# The Importance of Prose in Communicating Data

Tim Brock / Thursday, June 2, 2016

If you're a data communicator, having a good understanding of chart and table design is important. Thankfully, the art and science of creating effective charts and tables is the subject of a great number of books. (One of my favorites is Stephen Few's Show Me the Numbers.) This doesn't, however, mean that how we use ordinary prose - spoken or written - should be ignored.

About a year ago I wrote an article here titled "7 Do's and Don't of Dataviz". The first of those seven things was "Don’t use a chart when a sentence will do". Ryan Sleeper takes the opposing view in this article:: "Even when the numbers are in units, you can likely tell that the first number is smaller than the second number, but it is challenging to consider the scale of the difference."

I'm not convinced by this argument for written text if the numbers are formatted consistently, with commas (or points) as thousand separators. The varying number of digits and separators make it fairly obvious when numbers differ by a couple of orders of magnitude. (Aside: this is also why you should right-align numbers in tables (or align on the decimal point where possible and applicable).)

Better still, with written prose we can be explicit about large differences: "Value 1 (4,500,000) is 150 times larger than value 2 (30,000)." In a single sentence we have expressed a pair of values precisely and provided a simple comparison that is really easy to understand: the first entity is 150 times the size of the second.

Even if you don't like the use of parentheses or you don't want to type out all the 0's in 4,500,000 there are plenty of other ways to create a sentence that clearly conveys the difference between two very different numbers. In most cases you'll probably be looking at real entities or concepts rather than completely abstract numbers so we'll imagine a scenario: "With a salary of \$30,000, Bob would have to work for 150 years to earn the \$4.5 million that Aaron earns in just one twelve-month period." While you can see there's a massive difference between the wages of Aaron and Bob in the bar chart below, it's pretty tough to get the factor of 150 from comparing the lengths or end-points of the bars alone. You might think "Wow, Aaron earns a lot more than Bob" but you're unlikely to get the bit where it'd take Bob a century and a half to earn as much.

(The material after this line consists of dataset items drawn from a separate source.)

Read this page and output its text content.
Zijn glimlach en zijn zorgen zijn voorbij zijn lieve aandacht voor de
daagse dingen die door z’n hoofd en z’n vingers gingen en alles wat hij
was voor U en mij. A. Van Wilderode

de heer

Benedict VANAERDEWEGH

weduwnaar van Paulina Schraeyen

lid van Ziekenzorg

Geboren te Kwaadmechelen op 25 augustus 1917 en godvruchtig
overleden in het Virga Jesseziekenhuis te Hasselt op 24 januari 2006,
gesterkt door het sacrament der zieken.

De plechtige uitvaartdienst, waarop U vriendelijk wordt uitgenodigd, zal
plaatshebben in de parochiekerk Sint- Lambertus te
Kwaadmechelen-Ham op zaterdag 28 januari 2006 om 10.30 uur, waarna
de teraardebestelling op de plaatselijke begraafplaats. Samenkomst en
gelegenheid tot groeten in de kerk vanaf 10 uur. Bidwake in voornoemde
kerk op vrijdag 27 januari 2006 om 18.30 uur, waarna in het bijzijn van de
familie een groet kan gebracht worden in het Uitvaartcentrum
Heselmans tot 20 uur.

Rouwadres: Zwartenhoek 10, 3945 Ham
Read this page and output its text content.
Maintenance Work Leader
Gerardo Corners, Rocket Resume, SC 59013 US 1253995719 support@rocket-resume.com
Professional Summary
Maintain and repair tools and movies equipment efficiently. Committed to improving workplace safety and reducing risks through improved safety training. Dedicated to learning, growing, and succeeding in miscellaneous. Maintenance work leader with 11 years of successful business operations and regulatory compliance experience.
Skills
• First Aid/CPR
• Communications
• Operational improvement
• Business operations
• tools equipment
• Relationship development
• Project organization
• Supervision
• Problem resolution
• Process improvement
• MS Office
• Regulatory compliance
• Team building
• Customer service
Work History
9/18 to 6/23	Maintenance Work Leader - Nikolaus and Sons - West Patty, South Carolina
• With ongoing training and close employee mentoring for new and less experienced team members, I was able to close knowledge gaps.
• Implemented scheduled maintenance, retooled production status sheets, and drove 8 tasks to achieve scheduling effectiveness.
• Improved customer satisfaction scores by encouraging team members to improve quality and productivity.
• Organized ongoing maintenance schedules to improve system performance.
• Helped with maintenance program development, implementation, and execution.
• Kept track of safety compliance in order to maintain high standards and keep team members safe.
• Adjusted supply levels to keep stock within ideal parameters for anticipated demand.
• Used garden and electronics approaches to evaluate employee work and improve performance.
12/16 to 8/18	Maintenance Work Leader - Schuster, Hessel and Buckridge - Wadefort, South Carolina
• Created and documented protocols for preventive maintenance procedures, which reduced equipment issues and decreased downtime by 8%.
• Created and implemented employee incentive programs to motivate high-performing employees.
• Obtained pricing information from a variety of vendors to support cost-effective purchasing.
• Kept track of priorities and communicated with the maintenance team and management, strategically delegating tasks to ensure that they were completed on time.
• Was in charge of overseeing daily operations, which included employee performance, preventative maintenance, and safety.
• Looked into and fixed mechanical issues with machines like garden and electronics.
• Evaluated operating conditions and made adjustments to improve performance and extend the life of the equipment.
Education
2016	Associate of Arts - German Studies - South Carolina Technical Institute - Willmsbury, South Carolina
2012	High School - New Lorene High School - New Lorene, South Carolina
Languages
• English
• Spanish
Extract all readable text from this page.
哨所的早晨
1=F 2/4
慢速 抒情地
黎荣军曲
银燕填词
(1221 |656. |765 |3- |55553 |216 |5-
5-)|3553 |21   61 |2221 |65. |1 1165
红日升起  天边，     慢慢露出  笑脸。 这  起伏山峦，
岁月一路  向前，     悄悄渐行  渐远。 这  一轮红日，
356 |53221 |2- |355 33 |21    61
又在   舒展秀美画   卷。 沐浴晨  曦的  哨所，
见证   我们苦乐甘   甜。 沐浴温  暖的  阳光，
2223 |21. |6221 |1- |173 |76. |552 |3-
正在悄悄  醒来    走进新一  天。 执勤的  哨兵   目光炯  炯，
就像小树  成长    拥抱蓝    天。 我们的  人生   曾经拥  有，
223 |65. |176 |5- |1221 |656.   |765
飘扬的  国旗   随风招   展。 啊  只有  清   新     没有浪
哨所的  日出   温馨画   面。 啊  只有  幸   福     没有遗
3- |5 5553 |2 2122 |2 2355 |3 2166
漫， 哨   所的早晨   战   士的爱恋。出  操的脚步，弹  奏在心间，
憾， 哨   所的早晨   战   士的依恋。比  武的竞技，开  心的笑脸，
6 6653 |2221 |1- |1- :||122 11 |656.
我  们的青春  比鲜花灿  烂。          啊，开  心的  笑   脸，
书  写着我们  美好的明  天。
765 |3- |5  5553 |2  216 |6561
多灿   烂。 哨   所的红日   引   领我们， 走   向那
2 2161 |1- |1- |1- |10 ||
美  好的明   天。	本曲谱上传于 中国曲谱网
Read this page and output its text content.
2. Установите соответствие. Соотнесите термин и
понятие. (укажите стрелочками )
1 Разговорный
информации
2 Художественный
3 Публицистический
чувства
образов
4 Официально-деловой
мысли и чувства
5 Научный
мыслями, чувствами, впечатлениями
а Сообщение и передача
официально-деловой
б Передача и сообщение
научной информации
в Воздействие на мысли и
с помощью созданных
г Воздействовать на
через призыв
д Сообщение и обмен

Of course, neither the descriptive sentence nor the bar chart tell us anything about why Aaron earns so much or why Bob's salary is more modest. Neither really tells us why we should care either. Two numbers are different. So what?

Well there might be a good story in the difference. They could be twins or friends who made slightly different life choices with huge consequences. Or we could "just" be comparing a company CEO and someone further down the company's pyramid. As I keep saying, context is key when it comes to conveying data. Even if you really insist that your two data points require a chart, chances are that to convey the proper context and make a real impact you'll need to provide some descriptive information that doesn't have a natural chart form. So it makes sense to take some time to think about prose whether you listen to my earlier advice or not.

I'm not saying we can't enhance charts by adding more visual cues that help with context, if we have relevant information available. The chart below is the same as above except with a reference line for the median salary for the made-up company I've decided they work for. Now we can see that Bob's salary is much closer to the median than Aaron's (as you might expect).

Let's try to put the salient details from the chart above in a sentence or two: "Bob's salary of \$30,000 is 80% of the company median of \$37,500; he would have to work for 150 years to earn the \$4.5 million that Aaron earns in just one twelve-month period." From this we learn precisely what Bob's salary is, how Bob's salary compares to the median, precisely what the median is, how Bob's salary compares to Aaron's salary and what Aaron's salary is. The only information we're not given directly is how Aaron's salary compares to the median. But since we know Bob's salary is similar to the median but two orders of magnitude less than the Aaron's, it should be fairly evident that Aaron's salary is two orders of magnitude greater than the median.

Using prose to communicate data effectively isn't just about picking the right number formatting and sentence structure. You also need to use the right units for your audience: I could tell you that the Andromeda galaxy is about 780 kiloparsecs away, but unless you've taken an astronomy course you're unlikely to feel better informed. If I told you it was two and a half million light years from Earth you might at least be inclined to think "oh, that's a really long way". More people will understand that light travels a long way in a year than will know that a parsec is the distance at which the mean radius of the Earth's orbit subtends an angle of one arcsecond and that a kiloparsec is a thousand times that distance. Don't be afraid to use unusual units of measurement, perhaps alongside conventional ones, to provide context when you expect your audience will lack domain expertise.

Take the time to think about how best to express your key values, which set of units to express them in and how to make comparisons easier. Turn to charts when you have something important to convey that can't be said in a few words and when you want to highlight patterns, trends and differences rather than provide precise values (where a table should be used instead). Whichever option you go for, remember to provide context.